Será que se todas essas violências tivessem sido geradas por homens fora do nosso círculo familiar nós teríamos agido da mesma forma? Digo isso porque é difícil demais humanizar os agressores que vemos na TV assim como admitir as falhas daqueles que amamos. O tarado, o estuprador, o pedófilo e o criminoso é o outro. Quando se trata da nossa família chovem justificativas: foi uma fase; foi por causa das drogas; ele tem traumas antigos, afinal não foi criado pelos pais e também foi violentado sexualmente na infância; ele é um menino bom e vai melhorar; ele não faz mais isso; você está exagerando; não foi bem assim; você interpretou mal o toque dele, etc...
Eu ainda tenho medo de expor a verdade e ser responsabilizada por "acabar com a vida dele". Ainda tenho medo de como a minha família ira reagir ao saber de tudo: será que iriam me apoiar? Será que iriam me julgar e virar as costas? Será que iriam dizer que eu estaria sendo egoísta, ingrata, vingativa? Ou será que, na verdade, nada mudaria? Infelizmente essa é a dualidade que existe dentro de mim e é o que me impede de quebrar, de uma vez por todas, o meu silêncio.

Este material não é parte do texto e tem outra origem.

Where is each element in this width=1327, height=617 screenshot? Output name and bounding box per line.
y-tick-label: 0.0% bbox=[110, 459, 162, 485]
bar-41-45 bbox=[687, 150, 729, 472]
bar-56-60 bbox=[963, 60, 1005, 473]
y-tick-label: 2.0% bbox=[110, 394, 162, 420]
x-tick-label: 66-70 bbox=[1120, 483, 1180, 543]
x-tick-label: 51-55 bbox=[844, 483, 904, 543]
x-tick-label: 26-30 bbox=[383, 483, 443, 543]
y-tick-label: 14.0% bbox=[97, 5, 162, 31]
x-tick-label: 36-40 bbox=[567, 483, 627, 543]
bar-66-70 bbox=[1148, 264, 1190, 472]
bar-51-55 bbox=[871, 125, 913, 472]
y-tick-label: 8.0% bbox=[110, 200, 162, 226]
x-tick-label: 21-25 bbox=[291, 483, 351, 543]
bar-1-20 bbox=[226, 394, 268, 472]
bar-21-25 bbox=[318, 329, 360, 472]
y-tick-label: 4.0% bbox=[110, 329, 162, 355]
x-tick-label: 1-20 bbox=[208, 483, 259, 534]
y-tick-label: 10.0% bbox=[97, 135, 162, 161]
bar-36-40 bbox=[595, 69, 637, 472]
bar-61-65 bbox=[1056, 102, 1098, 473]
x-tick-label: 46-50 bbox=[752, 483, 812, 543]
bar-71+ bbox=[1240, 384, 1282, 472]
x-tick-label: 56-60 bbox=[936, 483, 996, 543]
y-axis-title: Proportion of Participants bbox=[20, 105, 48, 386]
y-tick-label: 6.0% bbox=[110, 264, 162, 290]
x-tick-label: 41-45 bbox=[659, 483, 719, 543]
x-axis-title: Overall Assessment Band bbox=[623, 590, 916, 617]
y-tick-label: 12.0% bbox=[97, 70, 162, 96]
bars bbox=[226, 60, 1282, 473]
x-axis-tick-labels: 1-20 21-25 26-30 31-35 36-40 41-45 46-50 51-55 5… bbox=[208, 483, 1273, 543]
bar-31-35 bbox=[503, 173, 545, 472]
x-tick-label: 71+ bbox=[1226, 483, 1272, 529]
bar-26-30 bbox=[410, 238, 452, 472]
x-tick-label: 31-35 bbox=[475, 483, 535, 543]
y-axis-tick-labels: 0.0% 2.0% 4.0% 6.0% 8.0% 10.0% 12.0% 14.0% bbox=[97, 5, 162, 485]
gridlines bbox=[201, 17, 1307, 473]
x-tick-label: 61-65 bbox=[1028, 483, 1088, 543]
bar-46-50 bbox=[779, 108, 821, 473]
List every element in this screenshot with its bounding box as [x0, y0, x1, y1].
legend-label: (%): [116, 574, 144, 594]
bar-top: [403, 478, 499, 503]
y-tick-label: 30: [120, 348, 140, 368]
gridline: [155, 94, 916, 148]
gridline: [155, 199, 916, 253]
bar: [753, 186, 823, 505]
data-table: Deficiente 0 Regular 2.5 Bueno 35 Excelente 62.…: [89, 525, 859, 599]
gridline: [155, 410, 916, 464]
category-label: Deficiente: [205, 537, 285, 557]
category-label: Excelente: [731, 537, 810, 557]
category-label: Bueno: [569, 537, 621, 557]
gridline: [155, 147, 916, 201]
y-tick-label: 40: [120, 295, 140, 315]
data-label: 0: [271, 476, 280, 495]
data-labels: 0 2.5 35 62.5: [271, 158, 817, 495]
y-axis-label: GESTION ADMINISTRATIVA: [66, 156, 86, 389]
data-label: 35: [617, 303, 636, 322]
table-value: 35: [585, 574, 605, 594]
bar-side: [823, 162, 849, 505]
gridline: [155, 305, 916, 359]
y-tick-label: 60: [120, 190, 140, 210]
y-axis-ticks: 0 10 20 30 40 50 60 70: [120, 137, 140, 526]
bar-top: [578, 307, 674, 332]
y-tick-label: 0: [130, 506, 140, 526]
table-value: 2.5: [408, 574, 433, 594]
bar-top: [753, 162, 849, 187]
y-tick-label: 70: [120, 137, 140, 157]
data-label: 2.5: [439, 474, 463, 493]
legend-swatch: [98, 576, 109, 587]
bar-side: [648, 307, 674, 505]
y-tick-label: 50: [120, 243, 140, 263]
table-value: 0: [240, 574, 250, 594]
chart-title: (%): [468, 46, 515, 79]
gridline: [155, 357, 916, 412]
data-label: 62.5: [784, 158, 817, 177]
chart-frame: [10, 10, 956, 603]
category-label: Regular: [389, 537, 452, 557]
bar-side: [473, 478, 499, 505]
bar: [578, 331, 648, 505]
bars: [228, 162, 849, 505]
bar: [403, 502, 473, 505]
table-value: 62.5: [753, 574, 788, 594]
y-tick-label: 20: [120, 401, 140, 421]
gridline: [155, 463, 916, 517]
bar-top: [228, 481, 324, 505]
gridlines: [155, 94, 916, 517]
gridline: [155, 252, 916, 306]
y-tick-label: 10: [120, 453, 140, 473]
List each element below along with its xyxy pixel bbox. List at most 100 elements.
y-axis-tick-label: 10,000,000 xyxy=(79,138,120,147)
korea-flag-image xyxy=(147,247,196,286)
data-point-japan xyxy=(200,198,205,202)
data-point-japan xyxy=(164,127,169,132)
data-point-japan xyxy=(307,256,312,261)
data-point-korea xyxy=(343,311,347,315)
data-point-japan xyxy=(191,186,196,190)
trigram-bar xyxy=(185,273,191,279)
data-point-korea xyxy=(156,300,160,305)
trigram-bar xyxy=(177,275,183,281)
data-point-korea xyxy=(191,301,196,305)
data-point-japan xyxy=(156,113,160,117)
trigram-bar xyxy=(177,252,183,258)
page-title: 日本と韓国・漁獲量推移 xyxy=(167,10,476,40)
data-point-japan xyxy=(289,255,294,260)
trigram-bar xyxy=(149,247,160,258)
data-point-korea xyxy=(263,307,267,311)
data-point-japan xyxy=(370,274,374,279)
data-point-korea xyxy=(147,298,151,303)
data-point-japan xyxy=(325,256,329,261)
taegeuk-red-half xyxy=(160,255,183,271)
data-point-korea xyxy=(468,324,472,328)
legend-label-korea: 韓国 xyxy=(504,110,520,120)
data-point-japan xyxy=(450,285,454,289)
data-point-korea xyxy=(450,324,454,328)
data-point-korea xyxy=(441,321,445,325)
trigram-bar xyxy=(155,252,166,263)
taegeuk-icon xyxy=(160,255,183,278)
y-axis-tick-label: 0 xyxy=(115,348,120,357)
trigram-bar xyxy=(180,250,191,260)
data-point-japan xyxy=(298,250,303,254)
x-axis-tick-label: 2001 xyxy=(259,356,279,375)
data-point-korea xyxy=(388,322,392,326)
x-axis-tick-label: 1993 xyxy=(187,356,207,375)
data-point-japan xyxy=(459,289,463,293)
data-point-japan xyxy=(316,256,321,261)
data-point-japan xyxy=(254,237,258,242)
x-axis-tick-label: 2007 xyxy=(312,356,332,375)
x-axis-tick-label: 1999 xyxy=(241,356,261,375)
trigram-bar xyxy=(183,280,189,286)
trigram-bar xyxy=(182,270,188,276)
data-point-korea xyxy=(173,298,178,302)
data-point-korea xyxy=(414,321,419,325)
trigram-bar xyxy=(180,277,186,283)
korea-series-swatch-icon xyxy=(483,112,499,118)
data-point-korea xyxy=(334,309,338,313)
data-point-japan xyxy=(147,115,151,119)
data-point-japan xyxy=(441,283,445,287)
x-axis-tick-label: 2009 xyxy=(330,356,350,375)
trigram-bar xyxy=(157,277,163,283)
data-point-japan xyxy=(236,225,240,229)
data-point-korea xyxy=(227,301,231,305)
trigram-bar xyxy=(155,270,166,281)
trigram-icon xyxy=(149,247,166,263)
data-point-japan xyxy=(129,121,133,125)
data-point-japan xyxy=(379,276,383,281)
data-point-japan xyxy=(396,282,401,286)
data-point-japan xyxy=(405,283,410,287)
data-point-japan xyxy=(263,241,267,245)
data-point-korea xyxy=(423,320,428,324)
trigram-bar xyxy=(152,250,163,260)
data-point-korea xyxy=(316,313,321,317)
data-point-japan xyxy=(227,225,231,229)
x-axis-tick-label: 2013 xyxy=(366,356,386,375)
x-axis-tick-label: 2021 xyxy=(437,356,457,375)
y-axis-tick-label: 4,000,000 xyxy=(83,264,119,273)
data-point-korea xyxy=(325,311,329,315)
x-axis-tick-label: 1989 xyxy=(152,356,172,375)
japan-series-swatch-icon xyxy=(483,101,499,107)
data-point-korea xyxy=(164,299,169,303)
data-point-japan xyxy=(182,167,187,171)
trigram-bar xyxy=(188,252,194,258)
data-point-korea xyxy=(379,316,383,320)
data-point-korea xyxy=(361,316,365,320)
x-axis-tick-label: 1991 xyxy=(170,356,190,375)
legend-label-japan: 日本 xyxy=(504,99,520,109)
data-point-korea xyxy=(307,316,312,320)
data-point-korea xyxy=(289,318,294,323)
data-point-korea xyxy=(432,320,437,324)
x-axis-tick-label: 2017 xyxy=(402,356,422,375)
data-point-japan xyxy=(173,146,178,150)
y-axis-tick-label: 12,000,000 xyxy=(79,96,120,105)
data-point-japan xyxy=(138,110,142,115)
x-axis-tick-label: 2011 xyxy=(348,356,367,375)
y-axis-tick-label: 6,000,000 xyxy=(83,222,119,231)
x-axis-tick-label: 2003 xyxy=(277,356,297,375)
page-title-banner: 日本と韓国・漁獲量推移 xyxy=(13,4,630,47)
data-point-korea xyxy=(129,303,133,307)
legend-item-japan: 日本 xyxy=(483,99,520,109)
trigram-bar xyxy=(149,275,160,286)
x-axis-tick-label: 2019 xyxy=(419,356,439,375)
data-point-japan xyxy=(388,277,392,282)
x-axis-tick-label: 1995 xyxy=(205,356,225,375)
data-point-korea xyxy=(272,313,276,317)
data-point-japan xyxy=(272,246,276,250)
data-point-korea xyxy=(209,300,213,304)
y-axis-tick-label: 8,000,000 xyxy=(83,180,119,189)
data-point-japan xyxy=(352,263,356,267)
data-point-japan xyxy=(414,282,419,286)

Conciliar, em meu coração, que alguém a quem eu amo e que também é amado pelas mesmas pessoas que me amam, é alguém que foi capaz de me machucar e nunca pedir perdão e que é capaz de continuar machucando outras mulheres até hoje é difícil demais. Assim como é insuportável ter consciência de que o meu silêncio, tão difícil de ser quebrado, abre precedentes para que outras mulheres vivam a mesma violência nas mãos dele.
* Relato enviado via e-mail como parte da campanha #minhahistoriadeviolencia lançada pelo Instituto Mana em fevereiro/18. A identidade da mulher que sofreu a violência foi preservada em respeito a escolha dela.